La blogueuse féministe Valérie CG, qui s’exprime sous le pseudo de Crêpe Georgette, prend la parole. Le 24 août, elle publiait un texte sur son site personnel en réaction à la « polémique du burkini ». Nous avons décidé de relayer son article, important dans ces moments où les débats nous semblent parfois aussi puants que les personnes qui les alimentent et les situations d’injustice qu’ils provoquent.
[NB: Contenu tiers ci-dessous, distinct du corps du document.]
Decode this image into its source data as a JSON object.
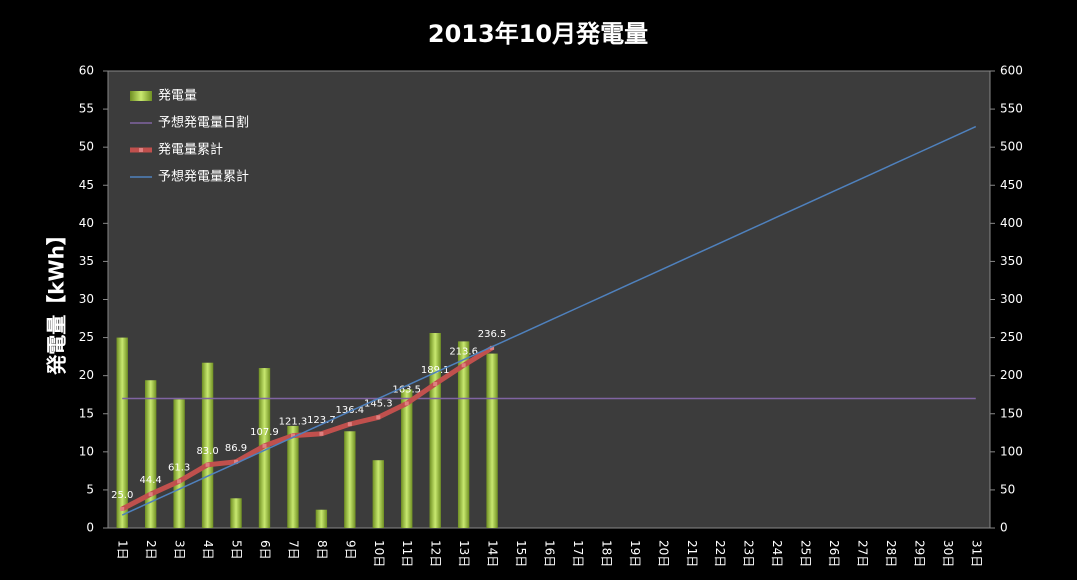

Dans son livre Le Harem et l’Occident, la sociologue Fatima Mernissi soulignait que, si pour elle, les femmes orientales subissent un enfermement spatial (image du harem), les femmes occidentales subissent l’enfermement dans une image, « le harem de la taille 38 ». Mernissi montrait ainsi les pressions insidieuses mais fortes, certes non inscrites dans la loi mais bien présentes, qui conduisent les femmes vivant en Occident à adopter, à grands coups d’injonctions et de souffrances, un corps conforme aux canons de beauté.
Il n’existe pas de loi visant directement le vêtement féminin non religieux en France. Il existe des lois sur le voile (loi de 2004) et des lois sur la burqa, qui sont portés exclusivement par les femmes. La loi sur le racolage passif (loi pour la sécurité intérieure de 2003) a parfois été considérée comme une manière de réglementer le vêtement féminin puisque le port de tel ou tel vêtement a quelquefois suffi à la police pour verbaliser des femmes ; des arrêtés municipaux ont également été adoptés, comme celui de 2014 pris par la ville de La Madeleine qui fait explicitement référence, lui, aux « tenues indécentes » interdites dans certains quartiers (l’indécence n’étant pas définie). Il existe depuis août 2016 des arrêtés municipaux pour interdire le port du burkini (et apparemment de tout vêtement considéré comme « religieux ») sur certaines plages françaises.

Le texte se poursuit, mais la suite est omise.